Einmal jedoch schlug eine Bombe im Zuchthaus ein, das konnte man noch lange an der helleren Färbung der Klinkersteine an einem Hausflügel erkennen. Es soll ganz furchtbar gewesen sein. Es kamen mehrere Gefangene in ihren Zellen ums Leben, weil sie ja unter Verschluss waren und nicht flüchten konnten. Die Bediensteten hätten dann zahlreiche Gefangene ausgeschlossen, weil auch die nicht getroffenen Zellen zum Teil sehr verqualmt waren. Das Haus sei erfüllt gewesen von schrecklichen Angst- und Schmerzensschreien. Es gab auch einige verletzte Bedienstete, jedoch keine Toten. Mehrere Gefangene hätten dann die Gelegenheit zur Flucht wahrgenommen.

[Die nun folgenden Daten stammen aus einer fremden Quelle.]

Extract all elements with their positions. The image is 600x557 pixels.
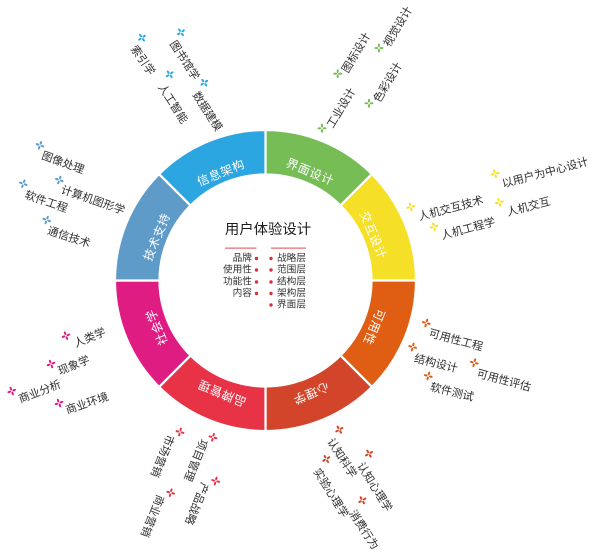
left list: 功能性 — [223, 274, 252, 288]
right list: 战略层 — [277, 251, 306, 264]
labels: 界面设计: 视觉设计 — [380, 4, 415, 49]
labels: 可用性: 可用性评估 — [475, 366, 533, 394]
left red rule — [225, 248, 256, 249]
labels: 品牌管理: 市场营销 — [148, 433, 177, 479]
segment: 心理学: 心理学 — [291, 379, 332, 408]
labels: 交互设计: 人机工程学 — [439, 214, 497, 242]
labels: 信息架构: 图书馆学 — [167, 38, 203, 83]
labels: 可用性 — [407, 318, 533, 404]
labels: 可用性: 软件测试 — [429, 380, 475, 404]
labels: 技术支持: 软件工程 — [23, 188, 70, 215]
labels: 交互设计: 人机交互 — [505, 194, 552, 219]
labels: 信息架构: 数据建模 — [190, 89, 225, 134]
labels: 信息架构: 索引学 — [128, 42, 158, 78]
labels: 品牌管理: 产品战略 — [182, 480, 212, 527]
segment: 社会学 — [115, 280, 191, 387]
labels: 品牌管理: 商业营销 — [138, 493, 167, 539]
labels: 可用性: 结构设计 — [413, 351, 459, 375]
labels: 品牌管理 — [138, 427, 221, 539]
labels: 技术支持: 计算机图形学 — [59, 182, 127, 217]
labels: 心理学: 消费行为 — [346, 507, 382, 552]
center block — [223, 221, 311, 310]
left list: 品牌 — [233, 251, 252, 264]
segment: 交互设计 — [340, 174, 416, 280]
segment: 信息架构: 信息架构 — [195, 156, 247, 189]
labels: 社会学: 商业环境 — [64, 389, 110, 417]
right list: 界面层 — [277, 298, 306, 310]
labels: 界面设计: 工业设计 — [324, 86, 358, 130]
segment: 品牌管理 — [159, 355, 266, 431]
segment: 品牌管理: 品牌管理 — [196, 377, 248, 410]
segment: 技术支持 — [115, 174, 191, 280]
labels: 社会学: 现象学 — [56, 352, 92, 378]
right list: 架构层 — [277, 286, 306, 299]
right list: 范围层 — [277, 262, 306, 276]
segment: 技术支持: 技术支持 — [140, 211, 173, 263]
labels: 心理学: 认知科学 — [324, 435, 360, 480]
labels: 界面设计: 色彩设计 — [370, 60, 405, 105]
labels: 交互设计 — [405, 154, 590, 242]
labels: 交互设计: 人机交互技术 — [417, 193, 485, 223]
labels: 社会学: 商业分析 — [16, 377, 63, 406]
left list — [223, 251, 258, 299]
left list: 内容 — [233, 286, 252, 299]
labels: 品牌管理: 项目管理 — [181, 437, 211, 484]
right list: 结构层 — [277, 274, 306, 288]
right red rule — [271, 248, 306, 249]
labels: 社会学: 人类学 — [72, 325, 108, 350]
labels: 界面设计: 图标设计 — [338, 30, 373, 75]
labels: 信息架构: 人工智能 — [155, 81, 191, 126]
segment: 可用性: 可用性 — [360, 307, 388, 347]
labels: 心理学: 实验心理学 — [311, 466, 352, 520]
labels: 心理学 — [311, 425, 395, 552]
segment: 交互设计: 交互设计 — [357, 209, 390, 261]
labels: 界面设计 — [316, 4, 415, 134]
segment: 信息架构 — [159, 130, 266, 206]
segment: 可用性 — [340, 280, 416, 387]
left list: 使用性 — [223, 262, 252, 276]
labels: 交互设计: 以用户为中心设计 — [500, 154, 590, 191]
segment: 心理学 — [266, 355, 372, 431]
labels: 技术支持: 通信技术 — [46, 224, 92, 250]
labels: 技术支持 — [18, 140, 127, 250]
segment: 社会学: 社会学 — [142, 307, 171, 348]
labels: 信息架构 — [128, 28, 225, 134]
labels: 心理学: 认知心理学 — [354, 460, 395, 514]
labels: 技术支持: 图像处理 — [40, 149, 86, 177]
title: 用户体验设计 — [225, 221, 311, 238]
donut ring — [115, 130, 416, 431]
segment: 界面设计 — [266, 130, 372, 206]
segment: 界面设计: 界面设计 — [284, 156, 336, 188]
right list — [269, 251, 306, 310]
labels: 可用性: 可用性工程 — [427, 326, 485, 354]
labels: 社会学 — [6, 325, 110, 417]
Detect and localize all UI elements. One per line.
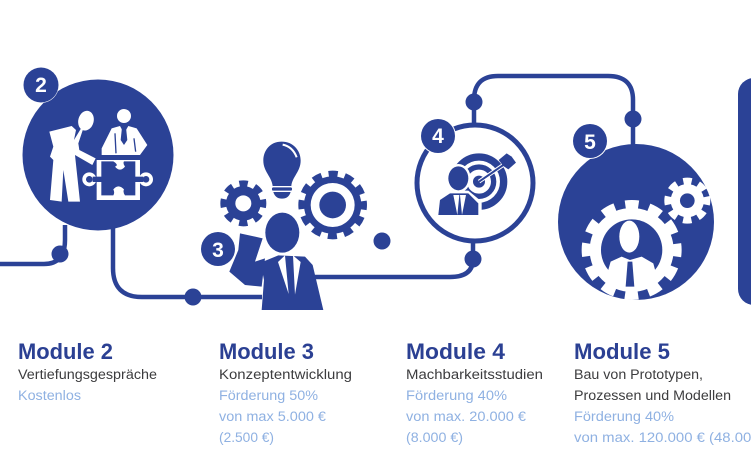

Ehemaliger Soldat war auch der Kollege Fritze Klischureck, unverkennbar aus Ostpreußen. Er war sehr freundlich und hatte eine sehr harte rechte Hand, offensichtlich durch eine Verwundung. Fritze kam nicht umhin, bei Gesprächen über den Krieg die deutschen Soldaten ausdrücklich zu loben. Sie seien die besten der Welt gewesen. Er selbst war im Krieg Unteroffizier bei der Artillerie. Nach der Rückkehr aus der Kriegsgefangenschaft Ende 1946 habe er gleich im Aufsichtsdienst in Tegel anfangen können. Er hatte auch eine Dienstwohnung und neben der Anstalt einen kleinen Pachtgarten bekommen.
Fritze erzählte, es sei alles sehr knapp gewesen und die Aufseher seien regelmäßig an der Pforte kontrolliert worden, um Diebstähle von Lebensmitteln oder Kohlen zu verhindern. Die Anstalt habe damals unter Aufsicht der französischen Militärverwaltung gestanden und die soll sehr genau und streng gewesen sein. Das Erdreich in seinem Garten sei leider sehr unfruchtbar gewesen und er habe es unbedingt besser düngen wollen. Im Frühjahr 1947 habe er dann mehrmals von den Kalfaktoren im Haus I in zwei große Milchkannen Fäkalien einfüllen lassen, wenn morgens die Kübel aus den Zellen genommen und in der Spülzelle entleert wurden. Damit sei er unbeanstandet durch die Pforte gekommen, weil niemand die übelriechenden Milchkannen kontrollieren wollte. Ich weiß noch heute, wie er lachend vor mir stand, mit seinen Händen einen Abstand von etwa einem halben Meter anzeigte und sagte: „Du kannst mir jlauben, mien Jung, solche Jurken hatte ich!"